SEC Chair Gary Gensler will be in the hot seat on Tuesday, the star witness before the full U.S. House Committee on Financial Services on the topic of "Oversight of the Securities and Exchange Commission." The next day, the Subcommittee on Digital Assets, Financial Technology and Inclusion will take up draft legislation relating to stablecoins.
On the regulatory front, Gensler has found himself again under fire from within his own agency, with SEC Commissioner Hester Peirce on Friday filing a robust dissent against Gensler's latest policy move, which changes the statutory definition of a securities exchange to include cryptocurrency and digital asset exchanges.
Gensler said amendments to the definition of “exchange” under the federal Exchange Act Rule are necessary to address platforms that trade crypto asset securities, including "so-called 'DeFi' systems," asserting that "many crypto trading platforms already come under the current definition of an exchange."
Pierce titled her rebuttal, "Rendering Innovation Kaput."
"Rather than embracing the promise of new technology as we have done in the past, here we propose to embrace stagnation, force centralization, urge expatriation, and welcome extinction of new technology," Pierce wrote, going as far as to say the SEC's release "undermines fundamental First Amendment protections."

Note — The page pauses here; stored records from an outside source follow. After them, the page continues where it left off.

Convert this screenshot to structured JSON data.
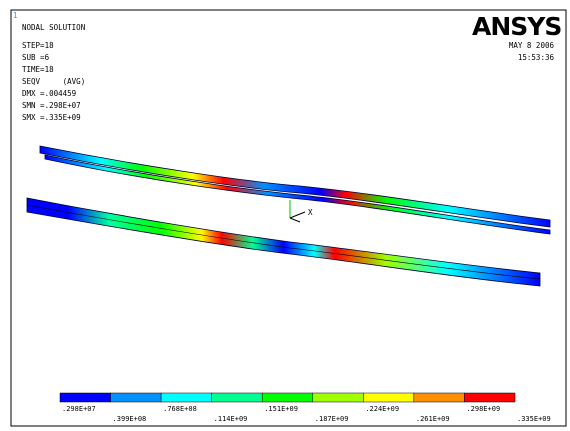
{
  "window_number": "1",
  "header": {
    "title": "NODAL SOLUTION",
    "info": [
      "STEP=18",
      "SUB =6",
      "TIME=18",
      "SEQV     (AVG)",
      "DMX =.004459",
      "SMN =.298E+07",
      "SMX =.335E+09"
    ],
    "logo": "ANSYS",
    "date": "MAY  8 2006",
    "time": "15:53:36"
  },
  "axis_label": "X",
  "legend": {
    "colors": [
      "#0000ff",
      "#0090ff",
      "#00ffff",
      "#00ff90",
      "#00ff00",
      "#a0ff00",
      "#ffff00",
      "#ff9000",
      "#ff0000"
    ],
    "labels": [
      ".298E+07",
      ".399E+08",
      ".768E+08",
      ".114E+09",
      ".151E+09",
      ".187E+09",
      ".224E+09",
      ".261E+09",
      ".298E+09",
      ".335E+09"
    ]
  }
}
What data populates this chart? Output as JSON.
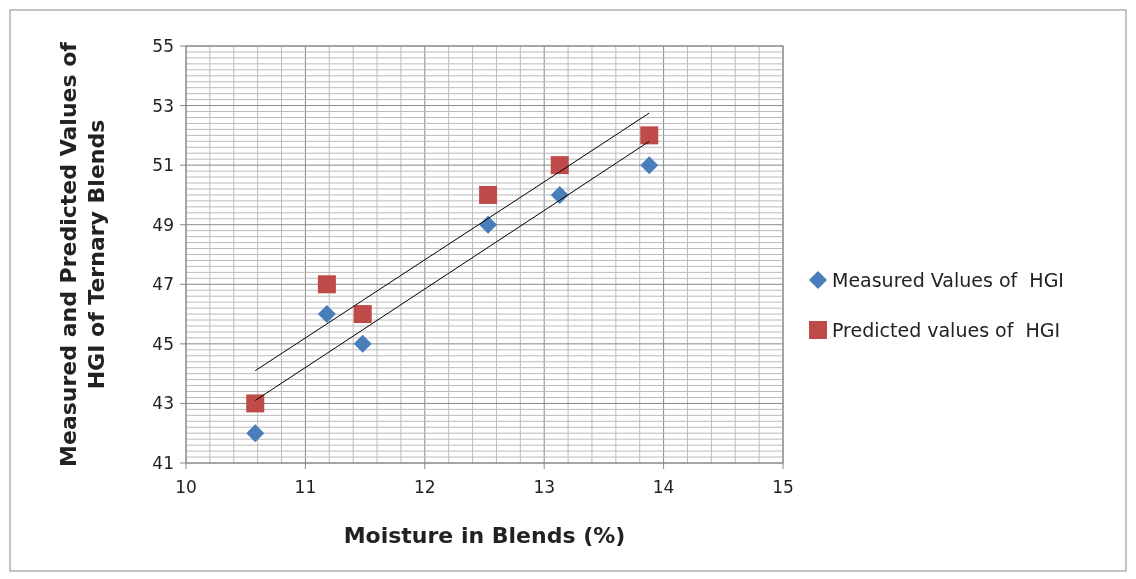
{
  "chart_data": {
    "type": "scatter",
    "xlabel": "Moisture in Blends (%)",
    "ylabel": "Measured and Predicted Values of HGI of Ternary Blends",
    "x": [
      10.58,
      11.18,
      11.48,
      12.53,
      13.13,
      13.88
    ],
    "series": [
      {
        "name": "Measured Values of  HGI",
        "color": "#4a7ebb",
        "marker": "diamond",
        "values": [
          42,
          46,
          45,
          49,
          50,
          51
        ]
      },
      {
        "name": "Predicted values of  HGI",
        "color": "#be4b48",
        "marker": "square",
        "values": [
          43,
          47,
          46,
          50,
          51,
          52
        ]
      },
      {
        "type": "line",
        "color": "#000000",
        "marker": "none",
        "values": [
          44.1,
          45.67,
          46.46,
          49.21,
          50.78,
          52.75
        ]
      },
      {
        "type": "line",
        "color": "#000000",
        "marker": "none",
        "values": [
          43.1,
          44.68,
          45.47,
          48.24,
          49.82,
          51.8
        ]
      }
    ],
    "xlim": [
      10,
      15
    ],
    "xticks": [
      10,
      11,
      12,
      13,
      14,
      15
    ],
    "ylim": [
      41,
      55
    ],
    "yticks": [
      41,
      43,
      45,
      47,
      49,
      51,
      53,
      55
    ],
    "grid": true,
    "legend": "right"
  }
}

The dispute over the definition of an exchange is only one of the items on the Financial Services Committee agenda, however.
"This hearing will examine the regulatory developments, rulemakings, and activities that the SEC has undertaken in the period since the last hearing on October 5, 2021," explained the committee majority staff, including the definition change that "potentially [expands] the SEC’s authority over digital asset trading platforms."
Also on the docket, a SEC declaration from last March calling on digital asset custodians to change the way they report liabilities and assets—which some lawmakers said increased potential losses. The committee will also revisit a SEC proposal made in February that called for registered investment advisors to include Bitcoin holdings among other assets held by "qualified custodians."
“In what is becoming something of a habit, the Commission is once more proposing to dictate contract provisions involving entities the Commission does not regulate,” Peirce said at the time. “The Commission does not have authority to regulate custodians directly, but we propose to regulate them indirectly."